Häufige Nebenwirkung: Kopfschmerzen
Bei der Testgruppe mit 30 mg waren die häufigsten Nebenwirkungen Kopfschmerzen (19,8%), Erytheme (7,3%), Nasopharyngitis (5,9%), trockene Lippen (3,7%) sowie Schwindel (3,4%). Bei der Patientengruppe, die mit 10 mg behandelt wurde, traten folgende Nebenwirkungen am häufigsten auf: Kopfschmerzen (10,8%), Nasopharyngitis (5,3%), Flush (4,4%), Ekzem (3,8%) und Schwindel (3,4%).

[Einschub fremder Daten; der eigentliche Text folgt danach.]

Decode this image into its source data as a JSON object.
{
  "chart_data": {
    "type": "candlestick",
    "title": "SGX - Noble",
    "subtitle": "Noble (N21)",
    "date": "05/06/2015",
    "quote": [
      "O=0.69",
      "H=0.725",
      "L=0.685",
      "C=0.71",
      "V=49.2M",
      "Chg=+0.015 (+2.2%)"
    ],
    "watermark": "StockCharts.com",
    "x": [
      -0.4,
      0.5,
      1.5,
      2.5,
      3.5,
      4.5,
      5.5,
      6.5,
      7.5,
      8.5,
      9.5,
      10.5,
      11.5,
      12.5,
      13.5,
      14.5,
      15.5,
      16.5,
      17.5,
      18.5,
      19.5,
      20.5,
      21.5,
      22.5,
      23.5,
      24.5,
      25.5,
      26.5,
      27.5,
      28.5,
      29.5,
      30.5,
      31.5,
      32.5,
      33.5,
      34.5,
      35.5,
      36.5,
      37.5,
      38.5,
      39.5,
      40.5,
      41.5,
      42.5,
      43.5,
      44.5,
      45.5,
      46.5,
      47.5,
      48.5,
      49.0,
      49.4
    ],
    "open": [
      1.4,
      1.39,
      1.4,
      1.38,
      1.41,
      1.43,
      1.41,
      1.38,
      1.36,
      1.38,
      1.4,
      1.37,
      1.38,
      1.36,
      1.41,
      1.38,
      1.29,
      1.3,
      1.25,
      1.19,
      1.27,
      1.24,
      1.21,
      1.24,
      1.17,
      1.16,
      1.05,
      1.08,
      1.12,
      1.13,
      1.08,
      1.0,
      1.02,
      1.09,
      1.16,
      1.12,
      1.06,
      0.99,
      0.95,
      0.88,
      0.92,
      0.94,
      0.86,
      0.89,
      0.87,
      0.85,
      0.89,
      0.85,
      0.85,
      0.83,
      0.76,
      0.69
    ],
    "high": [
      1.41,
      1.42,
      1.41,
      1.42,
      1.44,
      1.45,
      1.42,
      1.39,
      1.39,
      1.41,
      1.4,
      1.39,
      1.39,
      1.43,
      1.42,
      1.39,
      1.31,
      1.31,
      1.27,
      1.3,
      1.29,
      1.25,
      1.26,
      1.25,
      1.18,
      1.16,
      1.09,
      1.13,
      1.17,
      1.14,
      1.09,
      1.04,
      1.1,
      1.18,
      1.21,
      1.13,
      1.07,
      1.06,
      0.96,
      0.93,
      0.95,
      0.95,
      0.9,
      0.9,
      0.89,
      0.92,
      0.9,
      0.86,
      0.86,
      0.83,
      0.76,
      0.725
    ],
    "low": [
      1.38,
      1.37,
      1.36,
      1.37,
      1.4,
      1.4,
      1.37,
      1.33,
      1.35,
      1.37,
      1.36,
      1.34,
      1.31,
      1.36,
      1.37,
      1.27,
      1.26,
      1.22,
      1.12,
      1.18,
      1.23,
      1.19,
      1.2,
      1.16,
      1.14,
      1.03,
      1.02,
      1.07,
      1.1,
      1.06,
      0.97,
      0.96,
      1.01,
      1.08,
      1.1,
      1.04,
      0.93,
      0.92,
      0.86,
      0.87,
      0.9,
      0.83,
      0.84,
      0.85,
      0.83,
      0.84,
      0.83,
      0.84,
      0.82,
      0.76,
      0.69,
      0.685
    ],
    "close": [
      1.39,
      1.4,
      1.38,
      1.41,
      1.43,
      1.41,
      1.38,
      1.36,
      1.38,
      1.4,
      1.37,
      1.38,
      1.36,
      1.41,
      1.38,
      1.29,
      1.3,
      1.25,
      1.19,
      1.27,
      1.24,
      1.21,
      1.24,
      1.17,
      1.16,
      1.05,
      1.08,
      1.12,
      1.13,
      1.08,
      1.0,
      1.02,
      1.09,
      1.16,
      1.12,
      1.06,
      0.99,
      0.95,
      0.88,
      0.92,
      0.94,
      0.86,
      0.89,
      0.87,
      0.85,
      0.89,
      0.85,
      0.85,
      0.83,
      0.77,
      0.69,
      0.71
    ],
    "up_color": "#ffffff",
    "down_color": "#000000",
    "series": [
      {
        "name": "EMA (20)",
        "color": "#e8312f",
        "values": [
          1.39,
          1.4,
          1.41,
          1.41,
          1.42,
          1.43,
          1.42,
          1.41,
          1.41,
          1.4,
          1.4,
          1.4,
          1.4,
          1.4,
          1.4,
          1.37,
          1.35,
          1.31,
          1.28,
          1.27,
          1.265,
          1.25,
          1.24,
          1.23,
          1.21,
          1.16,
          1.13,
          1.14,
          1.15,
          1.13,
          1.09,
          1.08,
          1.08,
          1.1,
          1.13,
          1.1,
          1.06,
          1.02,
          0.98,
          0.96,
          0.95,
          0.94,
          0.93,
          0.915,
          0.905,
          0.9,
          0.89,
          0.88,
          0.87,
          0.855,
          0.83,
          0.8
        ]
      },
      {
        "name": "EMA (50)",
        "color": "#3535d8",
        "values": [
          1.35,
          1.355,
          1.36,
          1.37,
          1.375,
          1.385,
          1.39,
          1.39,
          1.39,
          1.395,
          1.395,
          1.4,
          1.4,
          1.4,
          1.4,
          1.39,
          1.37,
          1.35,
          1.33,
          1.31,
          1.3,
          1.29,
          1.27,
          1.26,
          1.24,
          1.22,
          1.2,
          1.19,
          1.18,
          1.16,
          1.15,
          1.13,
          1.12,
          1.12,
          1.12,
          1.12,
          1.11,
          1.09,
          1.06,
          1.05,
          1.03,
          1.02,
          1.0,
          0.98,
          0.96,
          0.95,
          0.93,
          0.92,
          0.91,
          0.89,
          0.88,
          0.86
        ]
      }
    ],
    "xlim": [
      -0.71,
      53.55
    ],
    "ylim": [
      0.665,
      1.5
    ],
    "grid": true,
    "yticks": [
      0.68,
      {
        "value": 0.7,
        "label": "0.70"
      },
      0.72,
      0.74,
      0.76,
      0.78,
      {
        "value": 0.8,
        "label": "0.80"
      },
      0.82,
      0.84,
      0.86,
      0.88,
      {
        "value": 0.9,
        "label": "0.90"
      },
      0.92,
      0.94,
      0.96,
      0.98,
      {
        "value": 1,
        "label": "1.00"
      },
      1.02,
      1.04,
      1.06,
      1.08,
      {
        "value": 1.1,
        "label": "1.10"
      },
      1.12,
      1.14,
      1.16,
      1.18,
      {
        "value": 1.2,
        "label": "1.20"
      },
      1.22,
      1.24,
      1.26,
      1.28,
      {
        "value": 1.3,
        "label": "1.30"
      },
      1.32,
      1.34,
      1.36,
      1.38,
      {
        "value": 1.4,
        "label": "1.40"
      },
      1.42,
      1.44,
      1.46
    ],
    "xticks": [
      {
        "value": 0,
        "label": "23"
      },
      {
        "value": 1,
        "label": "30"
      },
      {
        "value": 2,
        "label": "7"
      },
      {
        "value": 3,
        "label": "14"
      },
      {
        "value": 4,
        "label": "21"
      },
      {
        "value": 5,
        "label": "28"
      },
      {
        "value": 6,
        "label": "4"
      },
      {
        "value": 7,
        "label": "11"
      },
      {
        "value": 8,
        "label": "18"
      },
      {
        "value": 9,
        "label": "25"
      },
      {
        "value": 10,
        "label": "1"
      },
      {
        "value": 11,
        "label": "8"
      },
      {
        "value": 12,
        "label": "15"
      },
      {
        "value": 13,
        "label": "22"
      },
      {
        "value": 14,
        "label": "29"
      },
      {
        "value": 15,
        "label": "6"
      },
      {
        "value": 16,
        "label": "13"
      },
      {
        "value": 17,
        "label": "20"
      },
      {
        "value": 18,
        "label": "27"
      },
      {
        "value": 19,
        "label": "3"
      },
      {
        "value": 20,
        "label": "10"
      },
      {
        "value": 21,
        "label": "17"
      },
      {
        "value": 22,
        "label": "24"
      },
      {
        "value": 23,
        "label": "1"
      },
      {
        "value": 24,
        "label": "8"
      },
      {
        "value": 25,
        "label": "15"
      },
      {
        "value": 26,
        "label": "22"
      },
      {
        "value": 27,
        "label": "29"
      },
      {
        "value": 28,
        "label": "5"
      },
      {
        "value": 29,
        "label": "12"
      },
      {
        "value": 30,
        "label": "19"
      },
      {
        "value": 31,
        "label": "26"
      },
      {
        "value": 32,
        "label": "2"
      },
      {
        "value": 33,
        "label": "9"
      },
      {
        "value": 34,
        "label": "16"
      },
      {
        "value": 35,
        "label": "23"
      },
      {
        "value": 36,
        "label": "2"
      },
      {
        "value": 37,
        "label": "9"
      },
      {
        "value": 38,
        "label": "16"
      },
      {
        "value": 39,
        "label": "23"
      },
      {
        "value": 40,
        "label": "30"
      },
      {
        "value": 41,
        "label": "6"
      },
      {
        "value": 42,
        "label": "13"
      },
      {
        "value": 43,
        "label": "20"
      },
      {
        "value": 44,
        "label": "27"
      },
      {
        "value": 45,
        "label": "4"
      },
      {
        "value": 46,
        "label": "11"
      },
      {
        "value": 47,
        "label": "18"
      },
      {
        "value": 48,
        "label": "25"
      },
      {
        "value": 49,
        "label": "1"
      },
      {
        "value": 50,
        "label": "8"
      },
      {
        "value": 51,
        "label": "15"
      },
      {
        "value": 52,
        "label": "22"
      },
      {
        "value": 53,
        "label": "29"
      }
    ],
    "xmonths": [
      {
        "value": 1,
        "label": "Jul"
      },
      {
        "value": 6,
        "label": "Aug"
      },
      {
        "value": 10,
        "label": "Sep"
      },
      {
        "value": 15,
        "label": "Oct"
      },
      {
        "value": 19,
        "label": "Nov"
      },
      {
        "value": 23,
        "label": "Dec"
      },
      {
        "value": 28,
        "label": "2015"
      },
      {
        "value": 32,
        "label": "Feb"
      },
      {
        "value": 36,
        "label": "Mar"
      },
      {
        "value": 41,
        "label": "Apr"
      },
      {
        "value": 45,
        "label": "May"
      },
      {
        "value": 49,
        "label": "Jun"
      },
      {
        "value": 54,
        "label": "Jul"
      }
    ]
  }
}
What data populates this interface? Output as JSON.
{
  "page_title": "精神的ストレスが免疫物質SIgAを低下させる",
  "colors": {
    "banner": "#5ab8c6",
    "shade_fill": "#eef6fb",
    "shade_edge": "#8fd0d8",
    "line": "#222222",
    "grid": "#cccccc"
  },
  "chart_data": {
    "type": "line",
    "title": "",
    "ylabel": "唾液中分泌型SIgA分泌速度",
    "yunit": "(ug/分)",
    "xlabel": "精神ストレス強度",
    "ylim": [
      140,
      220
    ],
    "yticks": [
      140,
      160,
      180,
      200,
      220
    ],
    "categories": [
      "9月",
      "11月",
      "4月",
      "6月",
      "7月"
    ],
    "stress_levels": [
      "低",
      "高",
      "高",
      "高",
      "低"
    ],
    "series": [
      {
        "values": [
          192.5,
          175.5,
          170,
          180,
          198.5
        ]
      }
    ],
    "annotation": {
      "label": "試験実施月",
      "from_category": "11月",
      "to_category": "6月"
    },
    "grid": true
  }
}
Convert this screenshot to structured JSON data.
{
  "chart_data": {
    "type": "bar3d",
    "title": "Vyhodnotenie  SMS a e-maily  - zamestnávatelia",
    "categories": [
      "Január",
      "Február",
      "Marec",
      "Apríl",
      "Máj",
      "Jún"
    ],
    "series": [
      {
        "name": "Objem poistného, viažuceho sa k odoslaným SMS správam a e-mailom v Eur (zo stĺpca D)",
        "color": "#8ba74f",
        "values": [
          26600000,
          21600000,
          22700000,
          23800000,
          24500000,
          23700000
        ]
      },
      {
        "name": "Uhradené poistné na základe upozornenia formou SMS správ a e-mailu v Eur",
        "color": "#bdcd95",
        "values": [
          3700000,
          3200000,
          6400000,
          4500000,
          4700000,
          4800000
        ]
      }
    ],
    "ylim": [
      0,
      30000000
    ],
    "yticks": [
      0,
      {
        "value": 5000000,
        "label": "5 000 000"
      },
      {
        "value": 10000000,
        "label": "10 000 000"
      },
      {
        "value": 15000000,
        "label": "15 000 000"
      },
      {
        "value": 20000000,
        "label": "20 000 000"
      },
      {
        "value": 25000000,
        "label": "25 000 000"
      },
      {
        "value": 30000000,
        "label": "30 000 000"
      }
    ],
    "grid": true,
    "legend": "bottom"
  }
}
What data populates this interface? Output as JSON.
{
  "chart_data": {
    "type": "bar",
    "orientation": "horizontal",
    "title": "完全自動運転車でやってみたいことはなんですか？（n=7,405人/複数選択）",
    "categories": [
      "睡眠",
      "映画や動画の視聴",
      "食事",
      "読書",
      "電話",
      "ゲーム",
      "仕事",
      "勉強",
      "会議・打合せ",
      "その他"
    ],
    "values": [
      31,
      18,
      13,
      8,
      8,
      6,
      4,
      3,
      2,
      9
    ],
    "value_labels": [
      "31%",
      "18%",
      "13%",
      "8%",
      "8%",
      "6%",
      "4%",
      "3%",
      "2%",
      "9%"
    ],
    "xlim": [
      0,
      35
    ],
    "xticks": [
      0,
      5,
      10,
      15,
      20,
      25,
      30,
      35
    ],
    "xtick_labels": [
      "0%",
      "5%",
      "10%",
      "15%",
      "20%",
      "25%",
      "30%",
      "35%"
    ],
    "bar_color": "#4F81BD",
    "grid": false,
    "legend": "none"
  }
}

Die Einnahme von Alitretinoin führt außerdem zu einer Steigerung der Blutfettwerte. Die veränderten Blutwerte normalisieren sich innerhalb von vier Wochen nach Absetzen des Präparates.
Da Alitretinoin als teratogen eingestuft ist, sollte ein Empfängnisschutz vier Wochen über das Ende der Einnahme hinaus bestehen bleiben. Auch während der Stillzeit sollte auf eine Einnahme verzichtet werden, da nicht geklärt ist, ob die Substanz oder ihre Metaboliten in die Muttermilch übergehen. Die Substanz gilt als schwach phototoxisch, UV-Strahlung kann während der Einnahme zu leichten Hautreizungen führen. Auch wenn Alitretinoin über die Cytochrome P450 2C9, 3A4, 1A1, 1A2 zu Retinoin, Isotretinoin, 4-Oxo-9-cis-retinsäure und 4-Oxo-all-trans-retinsäure abgebaut wird, sind bislang keine Interaktionen beschrieben.